Heat stress for cattle may cost billions by century’s end

Peer-Reviewed Publication

Cornell University

ITHACA, N.Y. – Climate change poses a potentially devastating economic threat to low-income cattle farmers in poor countries due to increasing heat stress on the animals. Globally, by the end of this century those producers may face financial loss between $15 and $40 billion annually.

Farmers in tropical regions – including large parts of South America, Asia and Africa – are likely to suffer significantly, particularly when compared with producers in the world’s wealthier temperate zones, according to a study by an international team of scientists and economists published in the Lancet Planetary Health.

The researchers, including Mario Herrero, professor of sustainable food systems at Cornell University, and lead author Philip Thornton, of the International Livestock Research Institute and CGIAR; published “Impacts of Heat Stress on Global Cattle Production During the 21st Century.”

Escalating demand for livestock products in low- and middle-income countries, along with steadily increasing global average temperatures, is an uncomfortable mix, the researchers said.

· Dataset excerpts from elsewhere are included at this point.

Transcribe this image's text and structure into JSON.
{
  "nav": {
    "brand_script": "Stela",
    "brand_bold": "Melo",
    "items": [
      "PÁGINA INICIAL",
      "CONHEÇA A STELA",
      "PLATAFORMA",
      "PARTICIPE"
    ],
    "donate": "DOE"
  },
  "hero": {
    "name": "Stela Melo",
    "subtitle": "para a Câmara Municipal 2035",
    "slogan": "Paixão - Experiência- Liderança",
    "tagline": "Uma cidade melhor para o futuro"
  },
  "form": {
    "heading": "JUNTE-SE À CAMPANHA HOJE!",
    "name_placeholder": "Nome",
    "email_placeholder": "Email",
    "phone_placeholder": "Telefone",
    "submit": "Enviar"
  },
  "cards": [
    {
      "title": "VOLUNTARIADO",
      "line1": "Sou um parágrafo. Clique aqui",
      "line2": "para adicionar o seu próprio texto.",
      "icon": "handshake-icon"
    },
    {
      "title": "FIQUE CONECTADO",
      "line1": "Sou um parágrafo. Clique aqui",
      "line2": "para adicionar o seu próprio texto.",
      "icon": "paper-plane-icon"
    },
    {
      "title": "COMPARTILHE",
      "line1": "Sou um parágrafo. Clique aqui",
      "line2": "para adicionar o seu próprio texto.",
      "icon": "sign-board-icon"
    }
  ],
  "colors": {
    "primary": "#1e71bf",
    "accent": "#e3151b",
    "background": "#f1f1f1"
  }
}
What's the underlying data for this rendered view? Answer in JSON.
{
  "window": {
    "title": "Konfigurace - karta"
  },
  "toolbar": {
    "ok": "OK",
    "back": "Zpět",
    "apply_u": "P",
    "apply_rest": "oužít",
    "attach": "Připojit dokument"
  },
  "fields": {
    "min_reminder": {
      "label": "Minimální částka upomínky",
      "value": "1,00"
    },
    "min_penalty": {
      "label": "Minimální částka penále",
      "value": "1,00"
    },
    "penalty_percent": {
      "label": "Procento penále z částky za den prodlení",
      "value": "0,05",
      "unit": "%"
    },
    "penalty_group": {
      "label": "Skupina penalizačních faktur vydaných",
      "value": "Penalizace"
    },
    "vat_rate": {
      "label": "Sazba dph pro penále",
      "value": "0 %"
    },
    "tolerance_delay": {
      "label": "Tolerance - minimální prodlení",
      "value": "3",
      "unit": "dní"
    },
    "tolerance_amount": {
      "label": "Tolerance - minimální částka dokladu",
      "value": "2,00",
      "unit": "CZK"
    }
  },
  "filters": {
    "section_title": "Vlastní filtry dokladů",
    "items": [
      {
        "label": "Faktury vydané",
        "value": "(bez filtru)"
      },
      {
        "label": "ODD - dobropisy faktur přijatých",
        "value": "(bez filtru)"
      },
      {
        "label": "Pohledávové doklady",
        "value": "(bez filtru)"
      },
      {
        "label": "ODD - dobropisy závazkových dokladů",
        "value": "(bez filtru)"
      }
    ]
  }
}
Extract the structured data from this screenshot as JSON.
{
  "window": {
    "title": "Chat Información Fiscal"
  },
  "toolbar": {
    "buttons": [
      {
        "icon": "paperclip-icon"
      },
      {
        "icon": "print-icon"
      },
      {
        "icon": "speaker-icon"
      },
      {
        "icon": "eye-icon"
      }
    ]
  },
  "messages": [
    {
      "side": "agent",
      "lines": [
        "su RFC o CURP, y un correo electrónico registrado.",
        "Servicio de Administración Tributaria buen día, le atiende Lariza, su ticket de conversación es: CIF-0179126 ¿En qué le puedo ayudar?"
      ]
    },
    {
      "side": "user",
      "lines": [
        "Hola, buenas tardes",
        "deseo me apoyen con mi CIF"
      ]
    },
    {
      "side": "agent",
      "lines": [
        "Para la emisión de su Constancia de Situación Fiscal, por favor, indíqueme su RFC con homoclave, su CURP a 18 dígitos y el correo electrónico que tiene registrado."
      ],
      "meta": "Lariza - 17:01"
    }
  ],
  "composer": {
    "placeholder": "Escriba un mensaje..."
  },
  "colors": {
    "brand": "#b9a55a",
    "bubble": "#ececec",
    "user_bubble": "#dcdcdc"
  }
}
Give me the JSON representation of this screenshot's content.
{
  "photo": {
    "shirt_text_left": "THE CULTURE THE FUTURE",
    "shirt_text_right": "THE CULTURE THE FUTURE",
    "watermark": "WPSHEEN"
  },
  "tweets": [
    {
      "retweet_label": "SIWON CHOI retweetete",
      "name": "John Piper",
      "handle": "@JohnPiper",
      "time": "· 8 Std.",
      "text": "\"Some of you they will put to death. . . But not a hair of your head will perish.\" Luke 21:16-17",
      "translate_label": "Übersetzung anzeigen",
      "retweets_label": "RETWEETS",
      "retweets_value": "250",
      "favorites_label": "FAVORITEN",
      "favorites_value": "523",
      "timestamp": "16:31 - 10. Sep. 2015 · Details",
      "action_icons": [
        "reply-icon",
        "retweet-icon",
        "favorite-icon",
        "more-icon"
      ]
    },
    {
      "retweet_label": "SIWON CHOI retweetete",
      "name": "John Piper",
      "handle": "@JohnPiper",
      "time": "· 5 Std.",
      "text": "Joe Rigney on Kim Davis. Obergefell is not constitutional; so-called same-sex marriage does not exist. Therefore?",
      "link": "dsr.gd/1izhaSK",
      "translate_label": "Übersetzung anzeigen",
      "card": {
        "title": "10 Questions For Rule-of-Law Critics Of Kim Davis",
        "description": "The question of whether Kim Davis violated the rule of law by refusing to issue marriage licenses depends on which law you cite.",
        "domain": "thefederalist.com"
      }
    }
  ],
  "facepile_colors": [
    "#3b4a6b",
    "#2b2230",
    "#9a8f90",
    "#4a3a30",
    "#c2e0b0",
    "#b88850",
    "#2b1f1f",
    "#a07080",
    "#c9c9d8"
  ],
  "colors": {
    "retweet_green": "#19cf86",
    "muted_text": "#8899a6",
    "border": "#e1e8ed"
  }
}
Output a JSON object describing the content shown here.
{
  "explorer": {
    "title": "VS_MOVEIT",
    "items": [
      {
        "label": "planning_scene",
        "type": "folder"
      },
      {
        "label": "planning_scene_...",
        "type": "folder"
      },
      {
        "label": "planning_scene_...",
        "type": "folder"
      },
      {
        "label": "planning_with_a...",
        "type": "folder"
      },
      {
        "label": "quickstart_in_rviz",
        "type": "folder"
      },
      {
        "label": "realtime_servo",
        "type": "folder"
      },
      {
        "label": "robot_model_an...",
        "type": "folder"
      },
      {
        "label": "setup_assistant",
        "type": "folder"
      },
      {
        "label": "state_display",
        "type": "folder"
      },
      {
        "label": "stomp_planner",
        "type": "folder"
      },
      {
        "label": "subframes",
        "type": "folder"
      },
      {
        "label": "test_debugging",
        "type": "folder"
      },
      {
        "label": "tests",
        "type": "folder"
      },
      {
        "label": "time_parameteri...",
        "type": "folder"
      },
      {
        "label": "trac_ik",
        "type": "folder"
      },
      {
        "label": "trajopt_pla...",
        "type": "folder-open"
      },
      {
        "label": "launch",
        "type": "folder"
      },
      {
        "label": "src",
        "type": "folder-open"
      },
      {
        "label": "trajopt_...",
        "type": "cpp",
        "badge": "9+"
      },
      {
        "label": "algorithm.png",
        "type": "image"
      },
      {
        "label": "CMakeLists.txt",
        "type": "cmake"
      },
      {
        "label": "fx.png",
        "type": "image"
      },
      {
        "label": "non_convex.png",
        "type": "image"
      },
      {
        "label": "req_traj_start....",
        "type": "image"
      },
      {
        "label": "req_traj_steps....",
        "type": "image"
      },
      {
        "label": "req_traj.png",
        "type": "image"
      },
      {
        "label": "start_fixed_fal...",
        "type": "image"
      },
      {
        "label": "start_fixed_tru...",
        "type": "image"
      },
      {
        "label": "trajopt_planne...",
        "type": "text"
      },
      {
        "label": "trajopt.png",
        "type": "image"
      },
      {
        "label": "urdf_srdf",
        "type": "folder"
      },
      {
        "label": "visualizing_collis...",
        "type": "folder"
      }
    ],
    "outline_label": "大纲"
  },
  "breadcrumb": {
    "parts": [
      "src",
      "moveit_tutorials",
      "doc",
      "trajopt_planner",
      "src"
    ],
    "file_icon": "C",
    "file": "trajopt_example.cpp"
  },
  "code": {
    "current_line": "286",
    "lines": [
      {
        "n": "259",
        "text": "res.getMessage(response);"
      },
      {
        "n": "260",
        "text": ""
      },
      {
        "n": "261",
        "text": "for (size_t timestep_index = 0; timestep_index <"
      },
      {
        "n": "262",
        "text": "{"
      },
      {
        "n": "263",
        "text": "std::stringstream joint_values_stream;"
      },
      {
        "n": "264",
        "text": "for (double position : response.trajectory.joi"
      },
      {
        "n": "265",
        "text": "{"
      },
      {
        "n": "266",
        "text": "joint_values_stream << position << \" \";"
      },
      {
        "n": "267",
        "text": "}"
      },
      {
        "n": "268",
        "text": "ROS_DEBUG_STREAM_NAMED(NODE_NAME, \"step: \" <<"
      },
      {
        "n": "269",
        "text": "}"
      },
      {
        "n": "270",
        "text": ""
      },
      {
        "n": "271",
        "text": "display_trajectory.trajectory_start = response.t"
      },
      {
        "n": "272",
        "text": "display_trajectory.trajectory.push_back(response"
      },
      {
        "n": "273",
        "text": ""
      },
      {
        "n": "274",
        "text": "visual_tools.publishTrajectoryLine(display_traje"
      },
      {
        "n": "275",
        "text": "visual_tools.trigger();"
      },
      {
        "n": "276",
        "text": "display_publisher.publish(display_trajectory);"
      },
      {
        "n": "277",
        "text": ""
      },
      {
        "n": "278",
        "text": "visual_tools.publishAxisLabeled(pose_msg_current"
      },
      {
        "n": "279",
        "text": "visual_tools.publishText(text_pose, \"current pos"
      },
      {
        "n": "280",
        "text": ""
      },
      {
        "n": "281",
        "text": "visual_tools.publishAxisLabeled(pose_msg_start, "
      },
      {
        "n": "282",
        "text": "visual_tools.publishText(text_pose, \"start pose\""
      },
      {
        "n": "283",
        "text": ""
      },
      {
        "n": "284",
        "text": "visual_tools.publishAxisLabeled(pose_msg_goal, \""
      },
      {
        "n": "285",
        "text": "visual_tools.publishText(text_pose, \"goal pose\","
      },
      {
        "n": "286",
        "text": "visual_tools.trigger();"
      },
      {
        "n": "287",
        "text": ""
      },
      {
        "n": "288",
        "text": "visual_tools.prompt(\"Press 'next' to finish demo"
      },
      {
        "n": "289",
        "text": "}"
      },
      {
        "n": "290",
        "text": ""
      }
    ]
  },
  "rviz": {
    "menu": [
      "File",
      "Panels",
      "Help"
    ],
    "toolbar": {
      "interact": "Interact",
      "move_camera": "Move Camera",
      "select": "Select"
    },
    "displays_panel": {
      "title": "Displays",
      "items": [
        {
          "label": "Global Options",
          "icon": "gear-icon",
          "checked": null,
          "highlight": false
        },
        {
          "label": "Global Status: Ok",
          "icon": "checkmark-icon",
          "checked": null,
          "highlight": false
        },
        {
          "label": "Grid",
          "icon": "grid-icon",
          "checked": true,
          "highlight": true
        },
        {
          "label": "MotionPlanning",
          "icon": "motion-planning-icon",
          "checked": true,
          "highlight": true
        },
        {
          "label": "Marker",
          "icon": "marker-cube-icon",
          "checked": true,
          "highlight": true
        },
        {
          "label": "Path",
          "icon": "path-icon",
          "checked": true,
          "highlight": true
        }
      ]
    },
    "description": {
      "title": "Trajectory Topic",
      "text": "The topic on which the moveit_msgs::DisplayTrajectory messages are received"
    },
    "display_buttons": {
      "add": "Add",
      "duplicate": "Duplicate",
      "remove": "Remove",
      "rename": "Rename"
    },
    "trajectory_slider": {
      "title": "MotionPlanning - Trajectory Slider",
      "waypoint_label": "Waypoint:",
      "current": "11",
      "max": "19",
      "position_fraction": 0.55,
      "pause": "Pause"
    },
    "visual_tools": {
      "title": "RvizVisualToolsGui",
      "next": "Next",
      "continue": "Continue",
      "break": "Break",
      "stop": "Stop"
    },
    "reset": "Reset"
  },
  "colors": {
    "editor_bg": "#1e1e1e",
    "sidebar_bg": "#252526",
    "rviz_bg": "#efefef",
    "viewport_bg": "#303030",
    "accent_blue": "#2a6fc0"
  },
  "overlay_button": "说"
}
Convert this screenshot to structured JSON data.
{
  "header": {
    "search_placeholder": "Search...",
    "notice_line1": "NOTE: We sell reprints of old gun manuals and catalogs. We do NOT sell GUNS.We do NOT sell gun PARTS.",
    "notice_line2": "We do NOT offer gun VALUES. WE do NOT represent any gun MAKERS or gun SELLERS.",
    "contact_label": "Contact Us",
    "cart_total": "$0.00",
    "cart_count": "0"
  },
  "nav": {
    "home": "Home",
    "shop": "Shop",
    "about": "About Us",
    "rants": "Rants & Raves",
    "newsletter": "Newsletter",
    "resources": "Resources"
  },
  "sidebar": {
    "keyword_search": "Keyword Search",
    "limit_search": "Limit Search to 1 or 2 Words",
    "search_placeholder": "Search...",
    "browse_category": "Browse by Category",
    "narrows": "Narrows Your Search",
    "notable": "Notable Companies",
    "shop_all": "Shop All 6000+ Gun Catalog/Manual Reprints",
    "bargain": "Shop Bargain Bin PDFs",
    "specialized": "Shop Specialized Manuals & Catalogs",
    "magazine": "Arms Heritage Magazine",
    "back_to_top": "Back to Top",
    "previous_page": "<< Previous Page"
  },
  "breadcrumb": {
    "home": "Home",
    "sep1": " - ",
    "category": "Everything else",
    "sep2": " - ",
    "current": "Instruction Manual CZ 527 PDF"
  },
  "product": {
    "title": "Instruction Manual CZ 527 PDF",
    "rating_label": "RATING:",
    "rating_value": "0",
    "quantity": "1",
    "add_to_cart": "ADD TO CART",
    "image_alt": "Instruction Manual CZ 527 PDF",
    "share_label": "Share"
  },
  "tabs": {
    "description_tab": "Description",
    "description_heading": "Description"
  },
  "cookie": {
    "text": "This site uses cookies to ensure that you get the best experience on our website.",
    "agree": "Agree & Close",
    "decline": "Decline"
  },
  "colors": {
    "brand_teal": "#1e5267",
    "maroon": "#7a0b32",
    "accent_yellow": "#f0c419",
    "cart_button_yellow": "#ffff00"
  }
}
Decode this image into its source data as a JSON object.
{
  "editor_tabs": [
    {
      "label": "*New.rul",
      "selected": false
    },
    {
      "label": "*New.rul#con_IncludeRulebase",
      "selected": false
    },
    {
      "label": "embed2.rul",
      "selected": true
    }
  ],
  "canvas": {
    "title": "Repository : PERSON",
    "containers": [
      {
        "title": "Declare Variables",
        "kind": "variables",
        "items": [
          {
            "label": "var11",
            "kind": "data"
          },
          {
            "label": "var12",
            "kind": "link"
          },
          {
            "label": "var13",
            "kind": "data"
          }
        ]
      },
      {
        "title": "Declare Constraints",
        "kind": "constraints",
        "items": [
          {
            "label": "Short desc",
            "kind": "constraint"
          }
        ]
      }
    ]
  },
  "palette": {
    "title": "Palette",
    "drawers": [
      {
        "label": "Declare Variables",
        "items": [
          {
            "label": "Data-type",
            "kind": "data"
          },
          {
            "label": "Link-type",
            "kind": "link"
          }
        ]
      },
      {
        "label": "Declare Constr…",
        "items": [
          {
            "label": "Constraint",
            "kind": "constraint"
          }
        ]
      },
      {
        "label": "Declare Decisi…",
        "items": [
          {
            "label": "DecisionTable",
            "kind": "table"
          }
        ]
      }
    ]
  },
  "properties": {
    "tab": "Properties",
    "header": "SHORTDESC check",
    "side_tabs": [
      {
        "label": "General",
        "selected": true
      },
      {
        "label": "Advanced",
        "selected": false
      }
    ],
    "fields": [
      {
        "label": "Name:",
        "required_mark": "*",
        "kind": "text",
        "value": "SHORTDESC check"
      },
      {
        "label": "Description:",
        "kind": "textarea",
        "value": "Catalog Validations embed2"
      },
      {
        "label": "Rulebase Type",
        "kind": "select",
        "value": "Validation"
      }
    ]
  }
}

If livestock are to adapt to new thermal environments and increase their productivity, infrastructural investments or adjustments – such as switching to more heat-tolerant cattle breeds, and improving shade, ventilation and cooling systems – will be required.

In the paper’s high greenhouse-gas emission scenario, cattle production losses from heat stress are estimated to be $39.94 billion annually, or 9.8% of the value of production of meat and milk from cattle in 2005 – the scientists’ baseline year. The low-emission scenario projects production losses at $14.9 billion annually, or 3.7% of the 2005 value.

By the end of the century, dairy and beef production in the United States is projected to decline by 6.8%, while India – a major dairy production country – is projected to lose more than 45% of its dairy farming due to heat stress increases.

“Resource-poor farmers in low-income countries depend heavily on their livestock for their livelihoods,” Thornton said. “The adaptation needs are even higher in these countries, and those farmers are the ones where the hit is even more severe.”

With climate change, farming and sustainability, Herrero suggested there is a need to create equitable adaptation practices “by design and to think intentionally on reaching the vulnerable sectors of global society,” he said. “We cannot just hope that the poor will not be affected.”

Technological development is key to bringing equity and social justice to poor farmers throughout the world. “Sustainability is not only about the environment and protecting biodiversity, but the human component is fundamental to sustainability,” Herrero said. “We need to deal with climate change, leaving no one behind. That’s the only truth.”

Herrero is a fellow in the Cornell Atkinson Center for Sustainability.